Choosing & Using Blades for Wire Baits

Selecting a blade used to be easy. There were only a few basic designs – Colorado, Indiana, willowleaf, and French- and each design was only available in a couple of different size and color combinations. Not anymore! The recent increase in wire bait retail sales has sent manufacturers back to the drawing boards to invent better designs, newer colors, bigger sizes and stronger vibrations (a.k.a. “throb”). Now there are hundreds of different shapes and millions of different size and color combinations. These new additions to the blade pool make it much more difficult to select the most appropriate blade for a particular type wire bait. Fortunately, there are still some basic properties that all blades share that make this task a little easier to tackle.

Blade Shape

A blade’s shape strongly influences how quickly it rotates, how much vibration it can produce, how fast it moves in the water, and how deep the attached lure can dive during a retrieve. As a general rule, wider blades will rotate slower, vibrate more, retrieve slower, and ride shallower than narrow blades. This is because the wider blade has more surface area and thus meets greater water resistance than the skinny blades. The following chart shows the relationship between shape, depth, vibration and speed:

Blade Size

A blade’s size will alter the effects produced by the blade’s shape. Longer blades will have more surface area and will rotate slower, vibrate more, run slightly shallower, and retrieve slower than smaller blades. However, keep in mind that the additional length means that more torque will be produced. This is because the length of the blade is a force multiplier, meaning that every additional millimeter in length will increase the amount of force that is applied to the main shaft of the wire bait. If the blade is too long, the force applied by the blade will be too strong for the rest of the lure to handle and the whole wire bait will become off-balance. Off-balanced (a.k.a. “won’t spin!”) blades do not catch fish! So be sure that the length of your blade will not negatively affect the movement of the overall lure. As a general rule, your blade should never be longer than the distance from the lure’s eye to its hook (you can go a little longer with very light blades).

Blade Weight & Thickness

A blade’s weight and thickness will also alter the effects produced by the blade’s shape and size. Heavier, thicker blades will produce better vibrations, but they can also make the lure “blade heavy” causing it to run off-balance. As a general rule, your blade should never make up more than 1/3 of your lure’s total weight.

Blade Material

The material a blade is made out of can have a significant effect on its weight, and thus can affect the lure’s vibrations. Lighter blades tend be less expensive than heavier blades because they are cheaper to manufacture. These types of blades tend to be more prone to corrosion, dents, and deformity.

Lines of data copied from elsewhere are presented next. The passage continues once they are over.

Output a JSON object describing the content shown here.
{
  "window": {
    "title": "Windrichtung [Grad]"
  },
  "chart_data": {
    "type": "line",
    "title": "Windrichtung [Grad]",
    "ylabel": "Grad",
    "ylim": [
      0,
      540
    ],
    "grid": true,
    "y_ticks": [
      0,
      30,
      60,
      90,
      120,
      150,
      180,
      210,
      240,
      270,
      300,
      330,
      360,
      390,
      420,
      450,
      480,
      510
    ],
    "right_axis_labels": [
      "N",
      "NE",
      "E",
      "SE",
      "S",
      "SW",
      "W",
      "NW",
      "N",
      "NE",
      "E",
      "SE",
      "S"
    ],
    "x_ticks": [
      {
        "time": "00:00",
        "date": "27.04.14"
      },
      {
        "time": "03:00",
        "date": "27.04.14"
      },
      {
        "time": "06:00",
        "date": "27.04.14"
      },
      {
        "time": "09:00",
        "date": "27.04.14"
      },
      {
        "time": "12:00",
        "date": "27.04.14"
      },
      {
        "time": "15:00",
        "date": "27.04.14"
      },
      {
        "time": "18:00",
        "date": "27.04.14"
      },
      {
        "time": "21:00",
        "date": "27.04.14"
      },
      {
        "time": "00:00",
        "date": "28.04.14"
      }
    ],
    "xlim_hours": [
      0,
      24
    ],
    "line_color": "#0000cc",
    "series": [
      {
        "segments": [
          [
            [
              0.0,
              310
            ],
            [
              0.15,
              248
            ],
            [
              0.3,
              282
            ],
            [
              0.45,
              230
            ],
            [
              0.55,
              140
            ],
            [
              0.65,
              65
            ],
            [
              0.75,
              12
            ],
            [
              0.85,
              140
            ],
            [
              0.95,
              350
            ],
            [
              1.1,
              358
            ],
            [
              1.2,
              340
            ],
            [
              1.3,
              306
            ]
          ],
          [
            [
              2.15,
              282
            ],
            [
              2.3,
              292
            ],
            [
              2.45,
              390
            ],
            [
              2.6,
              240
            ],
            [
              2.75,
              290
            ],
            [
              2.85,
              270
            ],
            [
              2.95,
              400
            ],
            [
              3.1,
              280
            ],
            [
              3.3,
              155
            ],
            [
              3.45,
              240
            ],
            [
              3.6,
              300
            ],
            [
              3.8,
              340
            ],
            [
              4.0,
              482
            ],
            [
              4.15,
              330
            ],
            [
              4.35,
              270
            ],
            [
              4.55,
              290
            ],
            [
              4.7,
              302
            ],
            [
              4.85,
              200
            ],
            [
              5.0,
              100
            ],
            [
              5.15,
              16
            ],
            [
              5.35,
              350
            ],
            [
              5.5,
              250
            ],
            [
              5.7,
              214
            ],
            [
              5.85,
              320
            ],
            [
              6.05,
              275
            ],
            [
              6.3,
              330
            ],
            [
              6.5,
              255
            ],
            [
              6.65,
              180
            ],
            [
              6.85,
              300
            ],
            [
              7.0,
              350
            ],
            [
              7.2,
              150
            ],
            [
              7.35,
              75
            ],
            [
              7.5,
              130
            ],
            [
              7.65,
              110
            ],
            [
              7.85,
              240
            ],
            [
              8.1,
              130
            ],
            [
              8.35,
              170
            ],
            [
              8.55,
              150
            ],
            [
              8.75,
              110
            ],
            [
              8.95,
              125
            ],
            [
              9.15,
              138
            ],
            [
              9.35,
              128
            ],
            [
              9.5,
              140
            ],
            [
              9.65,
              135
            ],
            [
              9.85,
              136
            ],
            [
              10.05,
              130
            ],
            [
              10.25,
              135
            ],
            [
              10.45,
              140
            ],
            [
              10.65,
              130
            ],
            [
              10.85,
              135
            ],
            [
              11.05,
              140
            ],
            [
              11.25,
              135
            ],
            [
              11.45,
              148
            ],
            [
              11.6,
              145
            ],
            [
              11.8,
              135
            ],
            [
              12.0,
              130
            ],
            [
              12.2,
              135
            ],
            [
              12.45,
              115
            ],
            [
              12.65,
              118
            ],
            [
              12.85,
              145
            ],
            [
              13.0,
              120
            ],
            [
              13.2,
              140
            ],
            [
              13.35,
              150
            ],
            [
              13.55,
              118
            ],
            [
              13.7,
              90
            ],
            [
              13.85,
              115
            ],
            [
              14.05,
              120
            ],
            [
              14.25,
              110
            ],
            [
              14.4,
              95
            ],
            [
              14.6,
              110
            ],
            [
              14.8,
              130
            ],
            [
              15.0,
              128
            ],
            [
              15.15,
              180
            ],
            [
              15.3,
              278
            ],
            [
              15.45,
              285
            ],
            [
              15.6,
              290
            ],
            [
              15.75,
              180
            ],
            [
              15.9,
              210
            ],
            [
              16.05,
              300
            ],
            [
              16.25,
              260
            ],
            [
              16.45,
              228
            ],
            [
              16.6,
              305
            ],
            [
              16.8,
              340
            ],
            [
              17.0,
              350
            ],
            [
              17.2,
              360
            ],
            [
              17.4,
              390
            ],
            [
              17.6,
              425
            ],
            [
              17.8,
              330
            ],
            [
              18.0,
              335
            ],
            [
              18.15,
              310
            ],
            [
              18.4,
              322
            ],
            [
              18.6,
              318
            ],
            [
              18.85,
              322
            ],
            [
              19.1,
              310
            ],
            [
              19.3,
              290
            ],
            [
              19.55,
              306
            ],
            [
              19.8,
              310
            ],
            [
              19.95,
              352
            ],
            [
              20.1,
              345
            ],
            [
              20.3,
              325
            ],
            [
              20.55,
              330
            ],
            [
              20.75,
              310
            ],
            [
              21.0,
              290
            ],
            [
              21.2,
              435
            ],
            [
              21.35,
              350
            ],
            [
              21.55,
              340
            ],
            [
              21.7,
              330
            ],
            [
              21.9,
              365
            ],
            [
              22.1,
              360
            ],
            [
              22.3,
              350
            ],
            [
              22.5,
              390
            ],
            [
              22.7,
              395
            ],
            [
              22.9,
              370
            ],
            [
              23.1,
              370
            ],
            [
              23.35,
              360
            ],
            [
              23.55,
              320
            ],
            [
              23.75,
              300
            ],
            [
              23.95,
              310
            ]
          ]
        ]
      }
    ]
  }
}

Here is a general weight ordering for common blade materials from lightest to heaviest: aluminum, tin, steel, brass, copper, nickel, silver, gold. Keep in mind that many blades are actually a combination of these metals and may not have the expected weights. Plastic blades are considerably lighter and do not produce the same strong vibrations that the metal blades are known for.

Blade Texture

A blade’s texture influences its water resistance, light reflection abilities, and bait associations. Hammered blades tend to generate slightly more throb and reflect light similar to fish scales. Fluted, rippled or ribbed blades also generate more throb and produce a slightly different type of vibration. Smooth blades have the most concentrated light reflections and are considered to produce the most consistent fish-catching vibrations. In terms of price, the more texture a blade has, the more expensive it will be to purchase.

Blade Color

Blade color is generally a matter of personal preference, and most anglers prefer blades that are highly reflective (nickel in clear water, gold or copper in darker waters). Since most wire baits are not fished below 15 feet, light filtration in the water should not be an overriding issue. Note: Smooth metal blades should be roughened with steel wool or a fine mental file prior to painting

Balancing Blade Traits

Trait balancing is one of the most overlooked aspects to blade selection. In a nutshell, trait balancing is the ability to add or subtract bait properties to make the lure resemble and behave like a single type of living thing. For instance, hammered blades mimic the reflective properties of small bait fish, but Colorado blades produce the huge vibrations of larger fish. So a large hammered Colorado blade may send mixed signals and the bass will think “Is this food or an enemy”? To prevent this, consider all of the traits of your blade and make sure that none of them conflict with your lure’s intended purpose.